The Health Monitor is extended by a set of plugins. Each plugin is given an opportunity to act on each heartbeat, so in cases of failure it can notify external services or perform actions against the Director.
Health Monitor includes the following plugins:
- Event Logger: Logs events to a file
- Resurrector: Recreates VMs that have stopped heartbeating
- Emailer: Sends configurable e-mails on events receipt
- OpenTSDB: Sends events to OpenTSDB
- Graphite: Sends events to Graphite
- PagerDuty: Sends events to PagerDuty.com using their API
- DataDog: Sends events to DataDog.com using their API
- AWS CloudWatch: Sends events to Amazon’s CloudWatch using their API
See Configuring Health Monitor for detailed plugins’ configuration.
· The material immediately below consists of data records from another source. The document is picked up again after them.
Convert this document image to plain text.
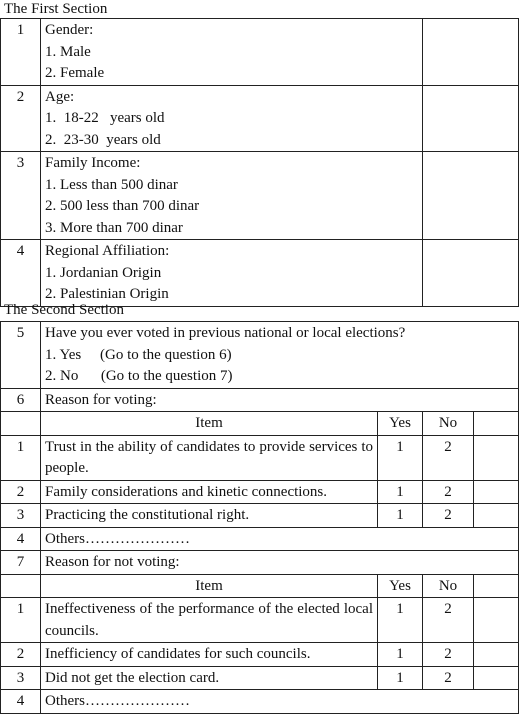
The First Section
1	Gender:
1. Male
2. Female	

2	Age:
1.  18-22   years old
2.  23-30  years old	

3	Family Income:
1. Less than 500 dinar
2. 500 less than 700 dinar
3. More than 700 dinar	

4	Regional Affiliation:
1. Jordanian Origin
2. Palestinian Origin	

The Second Section
5	Have you ever voted in previous national or local elections?
1. Yes     (Go to the question 6)
2. No      (Go to the question 7)			

6	Reason for voting:			
	Item	Yes	No	
1	Trust in the ability of candidates to provide services to people.	1	2	
2	Family considerations and kinetic connections.	1	2	
3	Practicing the constitutional right.	1	2	
4	Others…………………			
7	Reason for not voting:			
	Item	Yes	No	
1	Ineffectiveness of the performance of the elected local councils.	1	2	
2	Inefficiency of candidates for such councils.	1	2	
3	Did not get the election card.	1	2	
4	Others…………………			
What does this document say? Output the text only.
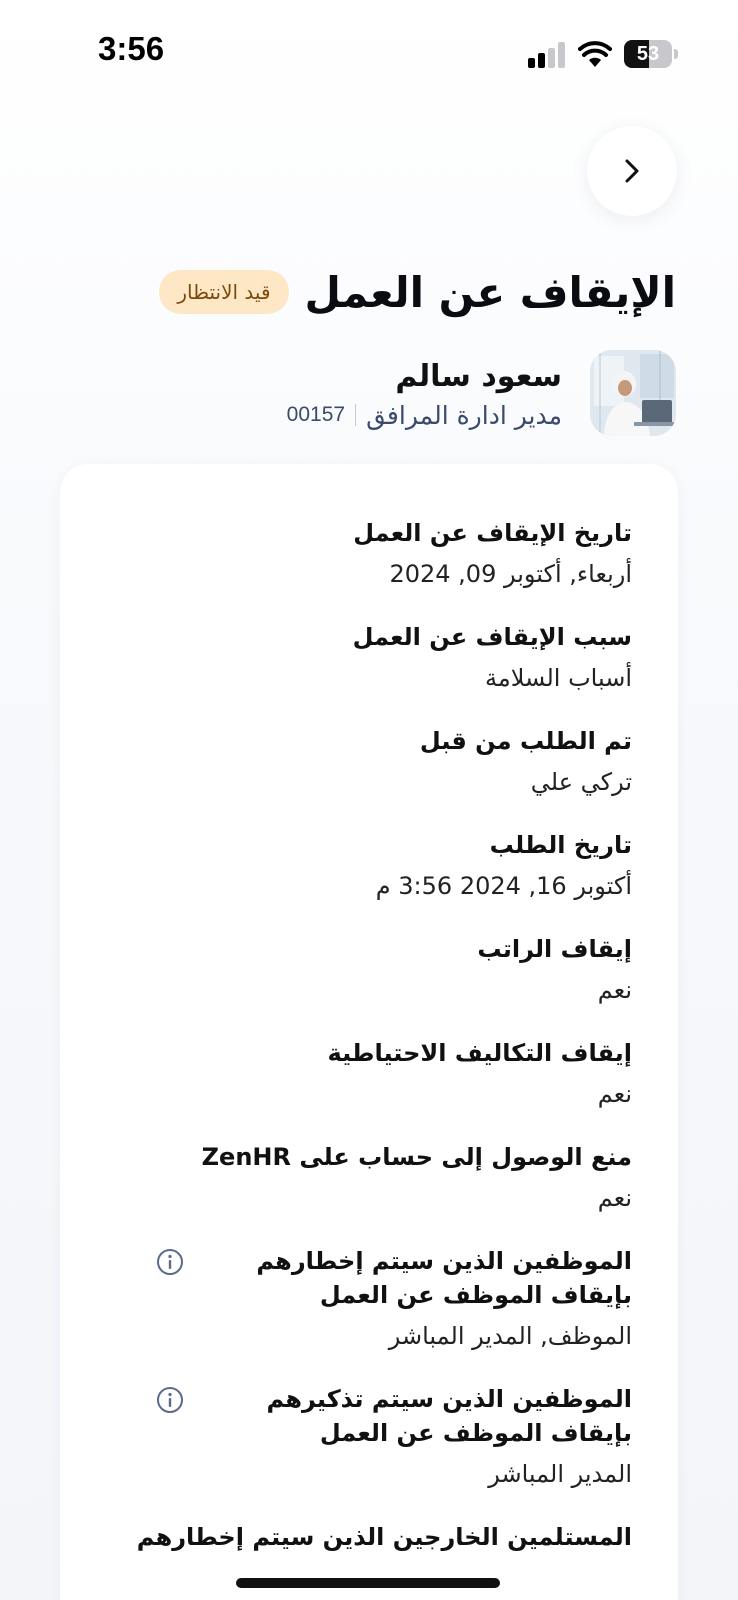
3:56	53
الإيقاف عن العمل
قيد الانتظار
سعود سالم
مدير ادارة المرافق
00157
تاريخ الإيقاف عن العمل
أربعاء, أكتوبر 09, 2024
سبب الإيقاف عن العمل
أسباب السلامة
تم الطلب من قبل
تركي علي
تاريخ الطلب
أكتوبر 16, 2024 3:56 م
إيقاف الراتب
نعم
إيقاف التكاليف الاحتياطية
نعم
منع الوصول إلى حساب على ZenHR
نعم
الموظفين الذين سيتم إخطارهم بإيقاف الموظف عن العمل
الموظف, المدير المباشر
الموظفين الذين سيتم تذكيرهم بإيقاف الموظف عن العمل
المدير المباشر
المستلمين الخارجين الذين سيتم إخطارهم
Resurrector plugin continuously cross-references VMs expected to be running against the VMs that are sending heartbeats. When resurrector does not receive heartbeats for a VM for a certain period of time, it will kick off a task on the Director to try to “resurrect” that VM.
See Automatic repair with Resurrector for details.
Release jobs’ process monitoring on each VM is done with the help of the Monit. Monit continuously monitors presence of the configured release jobs’ processes and restarts processes that are not found. Process restarts, failures, etc. are reported to the Agent which in turn reports them as alerts to the Health Monitor. Each Health Monitor plugin is given an opportunity to act on each alert.
The Agent on each VM sends an alert when someone/something tries to log into the system via SSH. Successful and failed attempts are recorded.
The Director sends an alert when a deployment starts, successfully completes or errors.